Submitted to: Western Section of Animal Science Proceedings
Publication Type: Proceedings
Publication Acceptance Date: 4/13/2005
Publication Date: 6/22/2005
Citation: Flores, R., May, J., Nihsen, M., Looper, M.L., May, K., Hallford, D., Rosenkrans, Jr, C. 2005. Relationships between calf serum metabolites at feedlot entry and subsequent carcass characteristics in Brangus-crossbred calves. Western Section of Animal Science Proceedings. 56:240-242.

Interpretive Summary: American consumers are highly conscience of product quality when purchasing food, thus encouraging beef producers and ranchers to produce animal with high quality carcasses. Current tools for predicting carcass traits, like ultrasonography, are cost- and labor-prohibitive for many farmers and ranchers.

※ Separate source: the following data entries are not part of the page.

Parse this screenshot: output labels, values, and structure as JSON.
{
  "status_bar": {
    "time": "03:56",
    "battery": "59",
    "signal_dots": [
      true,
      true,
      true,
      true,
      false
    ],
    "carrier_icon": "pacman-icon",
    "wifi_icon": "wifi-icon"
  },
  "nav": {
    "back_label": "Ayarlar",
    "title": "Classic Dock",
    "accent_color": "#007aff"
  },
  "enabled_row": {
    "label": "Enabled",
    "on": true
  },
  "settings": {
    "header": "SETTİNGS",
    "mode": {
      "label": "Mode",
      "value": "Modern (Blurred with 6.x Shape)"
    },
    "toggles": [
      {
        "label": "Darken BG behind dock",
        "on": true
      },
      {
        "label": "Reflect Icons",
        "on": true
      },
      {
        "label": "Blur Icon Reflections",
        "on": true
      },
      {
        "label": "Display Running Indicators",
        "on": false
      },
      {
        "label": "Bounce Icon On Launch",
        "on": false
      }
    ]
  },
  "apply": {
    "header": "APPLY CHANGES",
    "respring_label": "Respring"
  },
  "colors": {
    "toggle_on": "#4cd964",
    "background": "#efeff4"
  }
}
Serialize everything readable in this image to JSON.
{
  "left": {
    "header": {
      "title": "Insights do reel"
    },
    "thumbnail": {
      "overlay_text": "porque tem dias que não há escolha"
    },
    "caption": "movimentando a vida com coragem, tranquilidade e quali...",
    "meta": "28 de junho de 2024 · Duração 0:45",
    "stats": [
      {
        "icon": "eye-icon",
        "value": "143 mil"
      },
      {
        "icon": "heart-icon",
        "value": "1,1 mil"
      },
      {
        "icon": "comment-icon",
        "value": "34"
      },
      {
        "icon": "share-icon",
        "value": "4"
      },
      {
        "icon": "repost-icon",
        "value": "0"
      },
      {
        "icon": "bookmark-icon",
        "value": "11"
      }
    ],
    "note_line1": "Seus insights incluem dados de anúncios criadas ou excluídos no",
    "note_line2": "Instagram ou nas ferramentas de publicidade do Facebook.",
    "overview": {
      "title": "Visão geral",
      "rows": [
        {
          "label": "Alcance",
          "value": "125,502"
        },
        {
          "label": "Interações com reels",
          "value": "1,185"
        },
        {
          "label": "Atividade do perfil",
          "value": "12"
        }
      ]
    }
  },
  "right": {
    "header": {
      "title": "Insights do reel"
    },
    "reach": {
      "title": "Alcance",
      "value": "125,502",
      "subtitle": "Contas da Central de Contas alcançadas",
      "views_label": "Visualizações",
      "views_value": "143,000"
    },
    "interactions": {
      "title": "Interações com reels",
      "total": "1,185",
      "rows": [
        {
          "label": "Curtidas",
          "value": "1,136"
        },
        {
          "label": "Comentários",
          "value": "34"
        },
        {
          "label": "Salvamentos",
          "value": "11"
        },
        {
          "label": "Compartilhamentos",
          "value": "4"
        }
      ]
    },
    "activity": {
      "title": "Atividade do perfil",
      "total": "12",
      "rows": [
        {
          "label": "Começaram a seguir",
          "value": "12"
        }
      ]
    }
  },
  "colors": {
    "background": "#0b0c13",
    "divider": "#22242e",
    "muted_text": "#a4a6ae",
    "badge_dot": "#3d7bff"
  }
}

Objectives were to determine relationships among serum metabolites at feedlot entry on carcass characteristics at slaughter. Results indicate lactate dehydrogenase activity was lower in steers with Choice carcasses than steers with Select and might be helpful as an early physiological marker of carcass composition. This information is of interest to beef producers, extension personnel, and agricultural professionals who advise beef producers on management practices.

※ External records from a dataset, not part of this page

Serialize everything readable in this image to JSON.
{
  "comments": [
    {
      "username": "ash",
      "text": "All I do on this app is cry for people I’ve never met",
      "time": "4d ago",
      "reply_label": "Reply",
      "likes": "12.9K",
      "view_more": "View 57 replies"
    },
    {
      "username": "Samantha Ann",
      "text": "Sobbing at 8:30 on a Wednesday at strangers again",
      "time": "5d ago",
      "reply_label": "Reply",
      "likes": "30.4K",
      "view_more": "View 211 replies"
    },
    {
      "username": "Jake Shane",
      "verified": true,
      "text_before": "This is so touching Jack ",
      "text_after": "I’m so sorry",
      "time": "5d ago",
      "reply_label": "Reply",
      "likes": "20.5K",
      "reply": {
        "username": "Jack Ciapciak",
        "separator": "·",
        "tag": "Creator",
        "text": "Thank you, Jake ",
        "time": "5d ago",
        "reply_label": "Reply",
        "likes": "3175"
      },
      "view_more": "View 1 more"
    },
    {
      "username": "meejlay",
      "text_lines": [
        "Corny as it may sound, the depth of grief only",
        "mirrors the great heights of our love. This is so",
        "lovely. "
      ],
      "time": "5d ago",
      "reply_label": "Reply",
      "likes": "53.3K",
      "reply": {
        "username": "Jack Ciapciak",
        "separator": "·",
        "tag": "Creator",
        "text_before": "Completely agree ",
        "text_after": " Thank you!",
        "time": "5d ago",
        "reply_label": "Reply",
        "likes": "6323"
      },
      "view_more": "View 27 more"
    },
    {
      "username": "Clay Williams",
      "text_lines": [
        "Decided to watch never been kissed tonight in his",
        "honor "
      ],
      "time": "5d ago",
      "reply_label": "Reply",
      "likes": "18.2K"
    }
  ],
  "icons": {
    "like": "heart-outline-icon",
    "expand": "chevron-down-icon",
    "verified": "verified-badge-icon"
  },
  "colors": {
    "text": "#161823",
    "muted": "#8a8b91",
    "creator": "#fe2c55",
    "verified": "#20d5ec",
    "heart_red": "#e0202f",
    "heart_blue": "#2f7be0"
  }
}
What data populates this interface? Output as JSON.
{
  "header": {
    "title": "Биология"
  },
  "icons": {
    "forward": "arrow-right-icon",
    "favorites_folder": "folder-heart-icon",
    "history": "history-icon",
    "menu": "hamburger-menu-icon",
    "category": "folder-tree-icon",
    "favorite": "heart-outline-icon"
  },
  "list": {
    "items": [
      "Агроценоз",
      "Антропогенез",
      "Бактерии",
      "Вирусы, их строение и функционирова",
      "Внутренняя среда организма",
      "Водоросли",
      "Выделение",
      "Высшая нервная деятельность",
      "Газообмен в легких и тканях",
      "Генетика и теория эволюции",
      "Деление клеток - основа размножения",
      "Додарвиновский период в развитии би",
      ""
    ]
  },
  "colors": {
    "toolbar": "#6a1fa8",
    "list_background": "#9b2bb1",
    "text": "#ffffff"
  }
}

Technical Abstract: Our aim was to determine the relationship between serum metabolites of Brangus-crossbred calves (n = 85; BW = 324 ± 9 kg) at feedlot entry with their subsequent carcass characteristics. Calves were weighed, and blood samples collected 2 d after arrival at the feedlot. Serum samples were analyzed for lactate dehydrogenase (LDH) activities, hemoglobin, protein, creatinine, prolactin, triiodothyronine, thyroxine, cortisol, testosterone, and IGF-I. After harvest, longissimus muscle and ribfat thickness were measured, and USDA quality and yield grades were assigned to each carcass. Sixty-eight percent of carcasses were assigned Choice grade. Carcass distributions among yield grade were 18, 52, and 26%, for yield grade 1, 2, and 3, respectively. Serum LDH activity was lower (P < 0.02) in calves with Choice carcasses than calves with Select carcasses. Similarly, LDH activity was decreased (P < 0.05) in calves with yield grade 1 carcasses versus calves with yield grade 2 and 3 carcasses. Longissimus muscle area was correlated (P < 0.05) with concentrations of prolactin (r = 0.24), triiodothyronine (r = 0.22), and thyroxine (r = 0.35). Other serum metabolites were not related to subsequent carcass characteristics. Heifers had decreased (P < 0.05) concentrations of IGF-I (152 vs 199 ng/mL), and greater (P < 0.01) concentrations of creatinine (2.62 vs 2.08 mg/mL) than steers. However, the percentage of heifers and steers grading Choice did not differ (P > 0.10). These data support previous studies indicating that serum LDH activity could be used as an early physiological marker of carcass composition.